10. The non-transitory computer-readable medium of claim 7, wherein the computer-readable instructions further cause the processor to,
refine the localization by:
projecting, from the camera via ray-casting, one or more rays through pixels of the first image corresponding to the identified matching feature embedding vectors;
calculating three-dimensional intersection points of the one or more rays with the physical environment; and
correlating the intersection points with the respective physical location coordinate of the identified matching feature embedding vectors to determine a refined pose estimate of the mobile robot.
11. The non-transitory computer-readable medium of claim 7, wherein the computer-readable instructions further cause the processor to:
detect a mapping inconsistency by retrieving a previously stored feature embedding vector associated with the respective physical location coordinate;
compare the first feature embedding vector to the previously stored feature embedding vector;
determine that the first feature embedding vector differs from the previously stored feature embedding vector by more than a threshold amount;
generate an alert signal indicating a mapping error; and
trigger a remapping routine or transmit the alert to a remote monitoring system to correct mapping errors in the computer-readable map.
12. The non-transitory computer-readable medium of claim 7, wherein the computer-readable instructions further cause the processor to:
discretize the physical environment into a plurality of pixels;
count, for each pixel, a number of times a feature embedding vector is projected into the pixel during localization process;
generate a heat map by encoding each count with a visual indicator representing feature occurrence density; and
store the heat map in the computer-readable map to enable analysis and visualization of feature distribution throughout the physical environment.

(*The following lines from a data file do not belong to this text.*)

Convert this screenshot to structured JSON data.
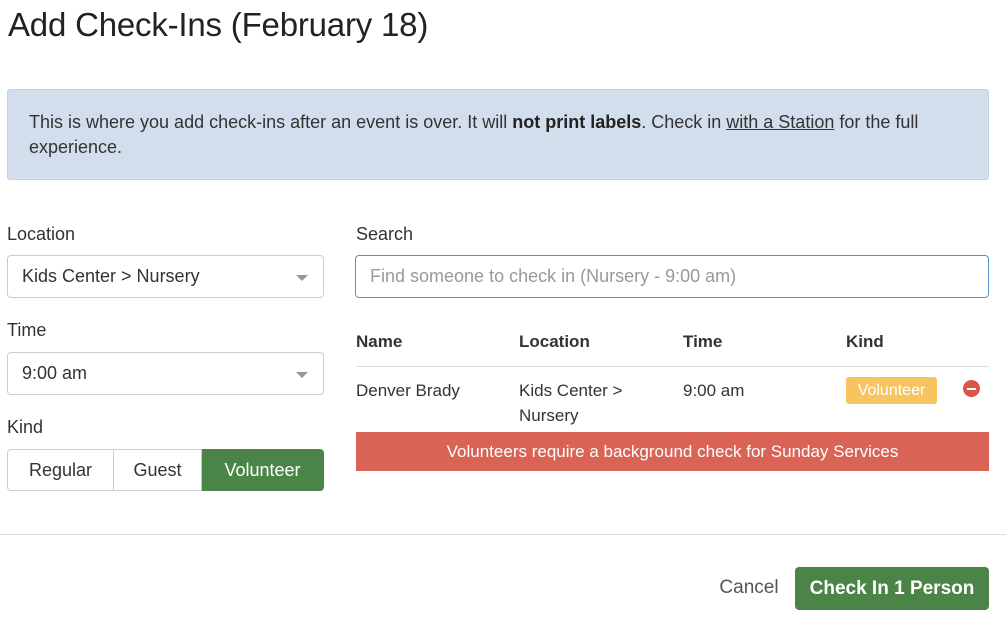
{
  "page": {
    "title": "Add Check-Ins (February 18)"
  },
  "notice": {
    "text_1": "This is where you add check-ins after an event is over. It will ",
    "bold": "not print labels",
    "text_2": ". Check in ",
    "link": "with a Station",
    "text_3": " for the full experience."
  },
  "form": {
    "location_label": "Location",
    "location_value": "Kids Center > Nursery",
    "time_label": "Time",
    "time_value": "9:00 am",
    "kind_label": "Kind",
    "kind_options": [
      "Regular",
      "Guest",
      "Volunteer"
    ],
    "kind_selected": "Volunteer"
  },
  "search": {
    "label": "Search",
    "placeholder": "Find someone to check in (Nursery - 9:00 am)"
  },
  "table": {
    "headers": [
      "Name",
      "Location",
      "Time",
      "Kind"
    ],
    "rows": [
      {
        "name": "Denver Brady",
        "location_line1": "Kids Center >",
        "location_line2": "Nursery",
        "time": "9:00 am",
        "kind": "Volunteer"
      }
    ],
    "warning": "Volunteers require a background check for Sunday Services"
  },
  "footer": {
    "cancel_label": "Cancel",
    "submit_label": "Check In 1 Person"
  },
  "colors": {
    "primary_green": "#4a8547",
    "notice_bg": "#d2deeb",
    "warning_red": "#d96455",
    "badge_yellow": "#f7c45f",
    "focus_blue": "#5b8fd3"
  },
  "icons": {
    "select_caret": "caret-down-icon",
    "remove": "minus-circle-icon"
  }
}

13. The non-transitory computer-readable medium of claim 7, wherein the computer-readable instructions further cause the processor to:
retrieve the similarity threshold from a configuration stored in the memory;
dynamically adjust the similarity threshold based on environmental conditions, feature density, or map quality metrics; and
apply the adjusted similarity threshold when identifying the one or more matching feature embedding vectors.
14. The non-transitory computer-readable medium of claim 7, wherein the computer-readable instructions further cause the processor to:
determine that the mobile robot is localized by identifying multiple matching feature embedding vectors at nearby physical location coordinates;
update an odometry estimate of the mobile robot based on the localization;
transmit correction signals to a navigation unit of the mobile robot to correct accumulated odometry drift; and
resume autonomous navigation with improved localization accuracy.
15. The non-transitory computer-readable medium of claim 7, wherein the computer-readable instructions further cause the processor to:
capture a plurality of images over time from the camera as the mobile robot navigates the physical environment;
encode each of the plurality of images into corresponding feature embedding vectors;
store each feature embedding vector at the physical location coordinate where the corresponding image was captured; and
continuously update the computer-readable map with newly generated feature embedding vectors to expand map coverage and improve localization robustness over successive traversals of the physical environment.